How hard it is keeping anonymity?
Our Agent Millions keep their role a closely guarded secret, not telling friends or some even their family.
We asked Agent Million and they said: ‘It’s not a burden, it’s exciting and it’s delicious.’
What’s the job like?
Agent Million has described it as being ‘an absolute privilege.’
They love the anticipation of meeting the winners, talking to them, and each delivery stands out quite clearly.
How do people react to being told they have won?
NS&I asked Agent Million for their best moments:
Agent Million gave the news to the winners’ responsible parent as the winner was a child at the time of the win. The parent was just about to have her second child so the news came at the most welcome time.
On another occasion, Agent Million dragged a winner out of bed, and told the news of the jackpot win while they were still in their pyjamas.
Agent Million once gave the news to a holder who only had £1,001 in Premium Bonds, showing that you don’t have to have the maximum £50,000 invested to win the jackpot.
One winner said they were off to buy McDonald’s to celebrate.
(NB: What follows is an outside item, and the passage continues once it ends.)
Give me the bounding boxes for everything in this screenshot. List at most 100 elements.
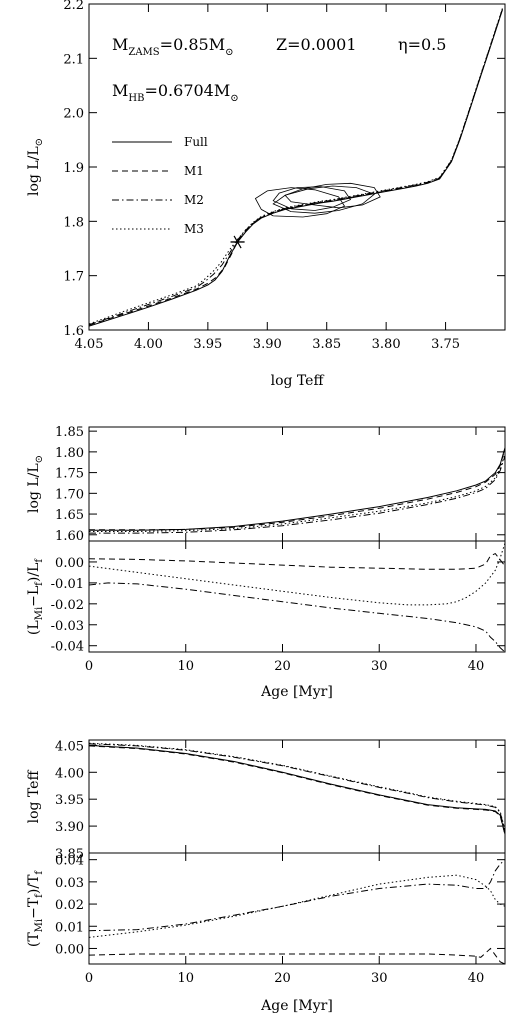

Agent Million suggested that they buy champagne to go with it as a treat.
A winner’s wife aimed a hosepipe at Agent Million asking why they were wanting to speak to her husband. It all turned out okay in the end, and the wife dubbed Agent Million ‘her guardian angel.’
Agent Million told a winner just as they were about to go out. When told about the win, the winner and their partner both jumped up from the sofa they had been sitting on the edge of, and danced and hugged each other and then hugged Agent Million. The family had been supporting both of their children through university and had both had to take on extra jobs to keep everything paid. The jackpot win gave them the opportunity to fund their children’s futures.